The number of California injuries and deaths attributed to accidental discharge of firearms also has fallen. The number of suicide deaths involving firearms has remained roughly constant.
The Bee says that “most of the drop in firearm-related injuries and deaths can be explained by a well-documented, nationwide drop in violent crime.” As noted, though, the number of accidental deaths has also decreased and the number of suicides involving firearms hasn’t risen.
It may be true that increased gun sales aren’t driving the number of deaths and injuries from guns down. But the burden is on gun control advocates to show that increased possession of guns is driving the number of deaths and injuries up. I haven’t seen such evidence.

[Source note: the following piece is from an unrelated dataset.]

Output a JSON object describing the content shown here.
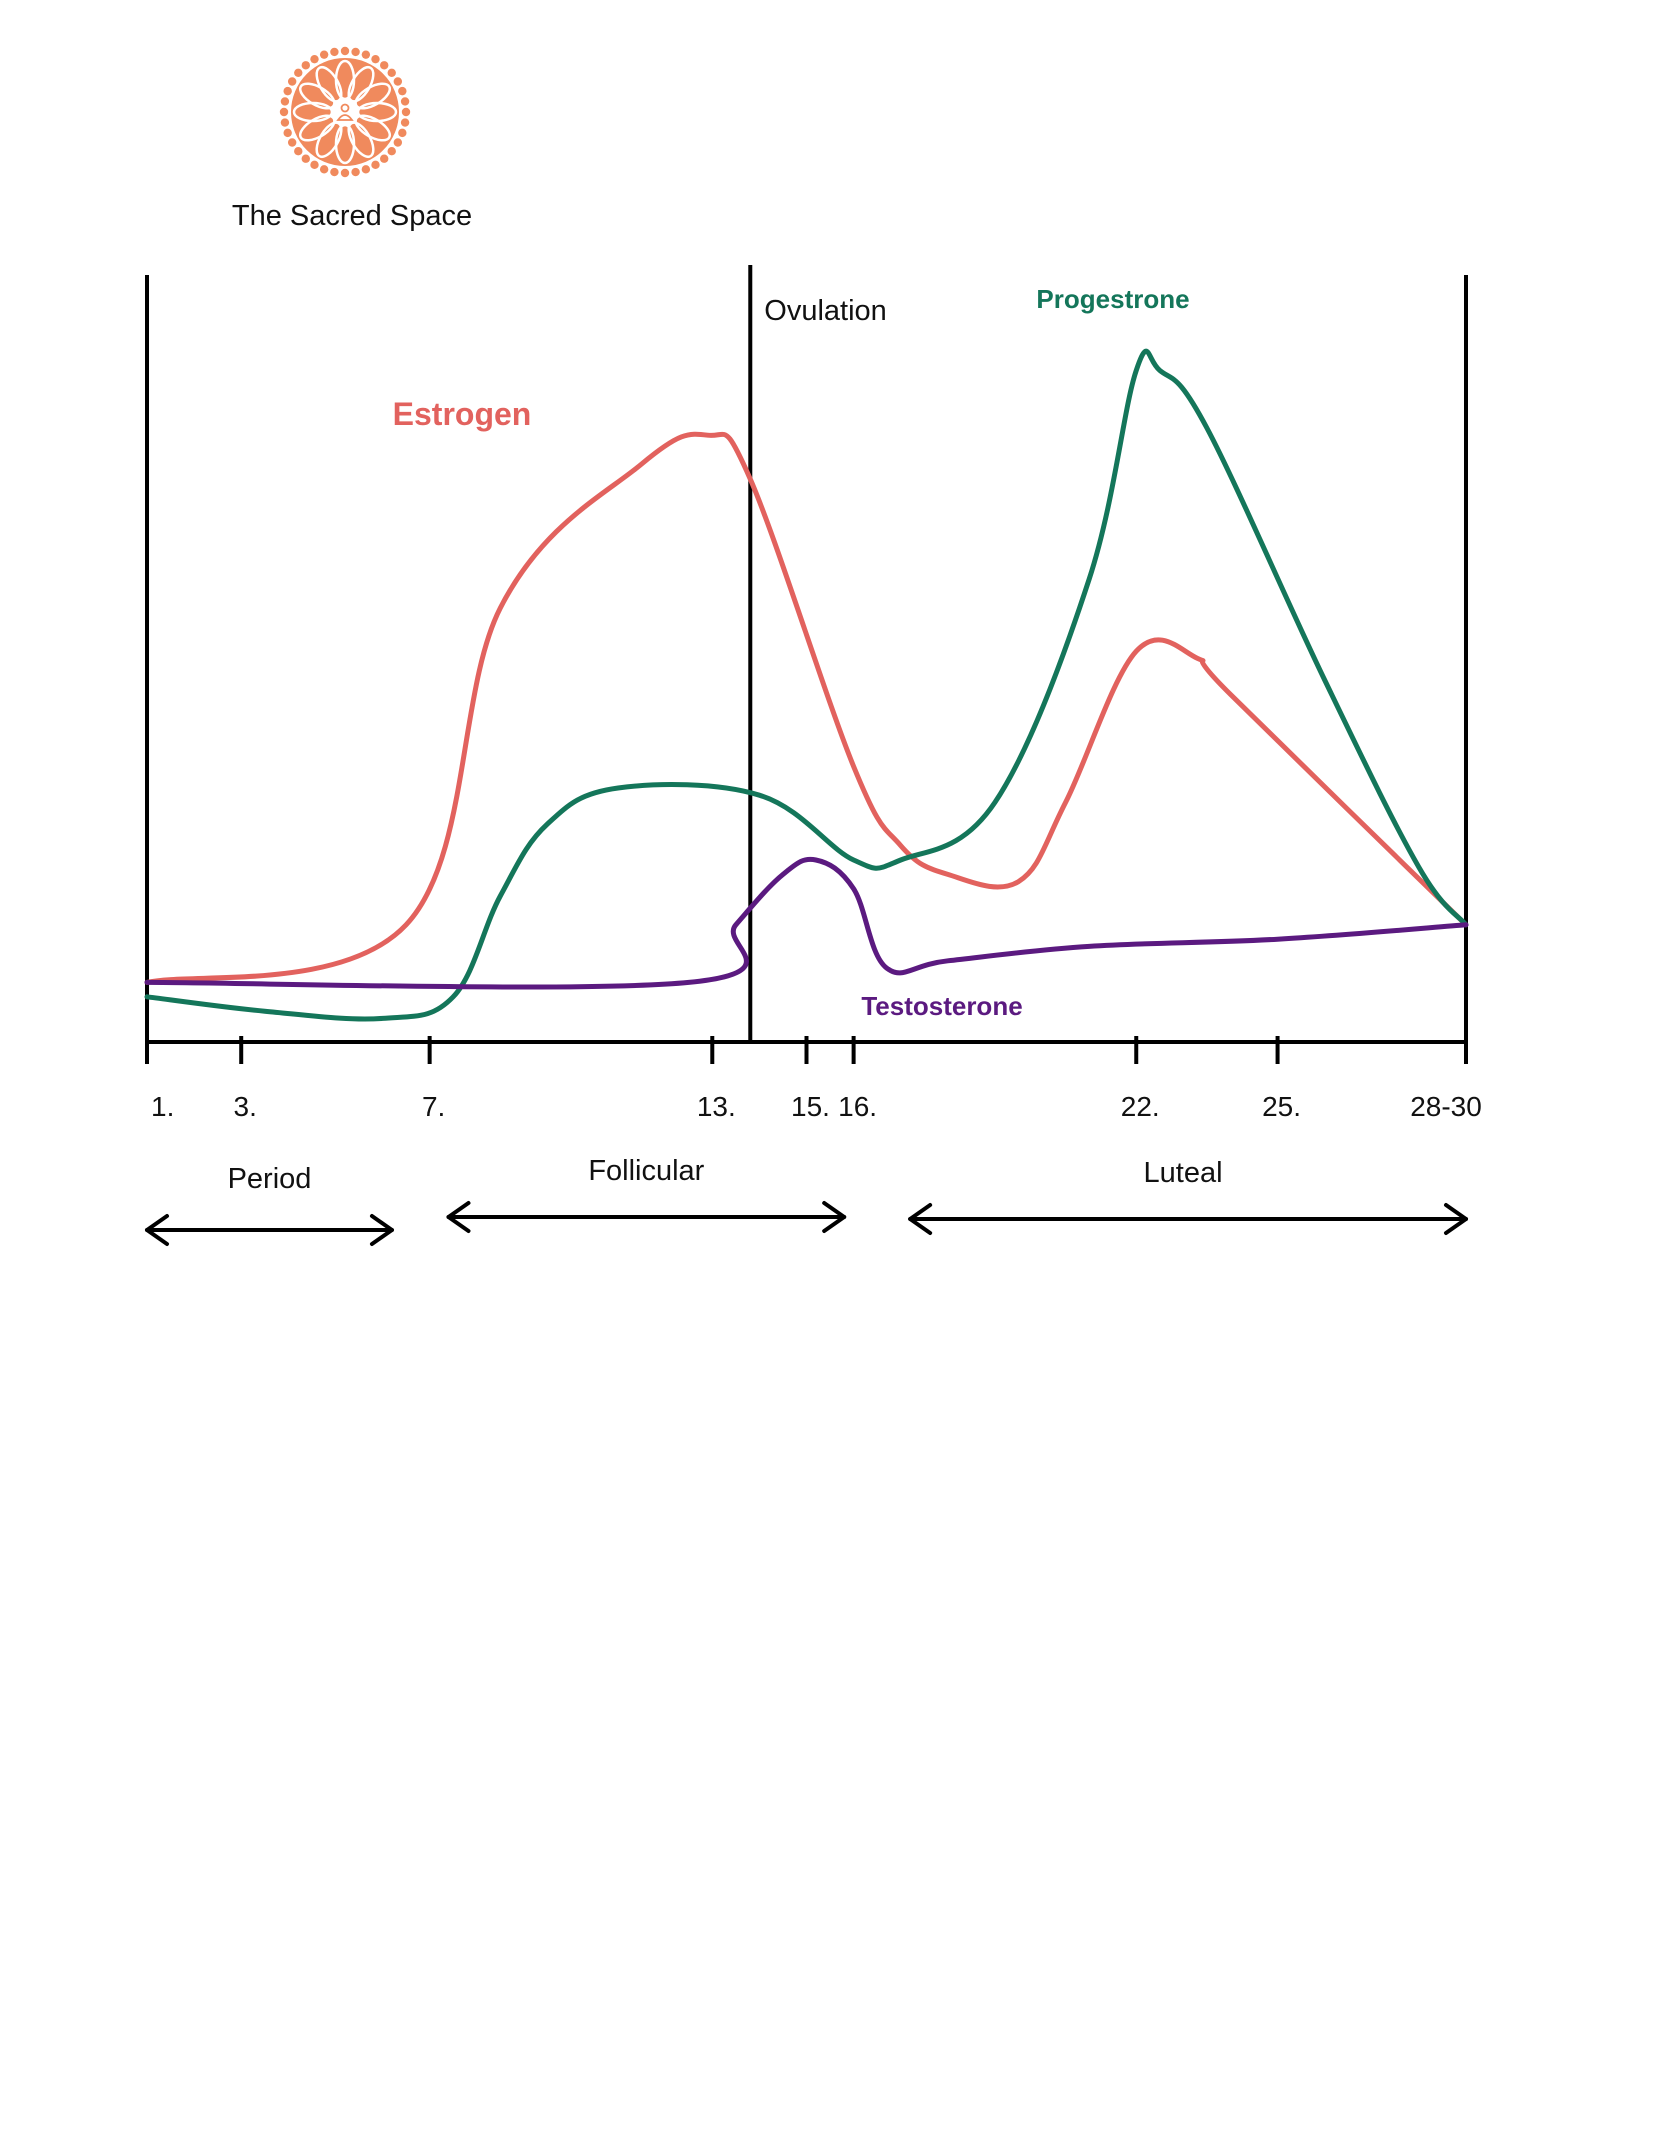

The statistics cited by the Bee don’t speak to the effect of increased firearm possession on types of crime such as robbery, burglary, and rape. Economist John Lott has long argued that wider gun ownership means less crime.
Lott’s findings are hotly disputed by the left and it is not the purpose of this post to evaluate that debate. My point for now is that Lott’s argument that gun ownership deters crime is plausible enough, at least in certain contexts, that it must be part of any legitimate “national conversation” on gun control.
In any event, to answer Obama’s question, no, we’re probably not going to be able to have what can pass as a true national conversation.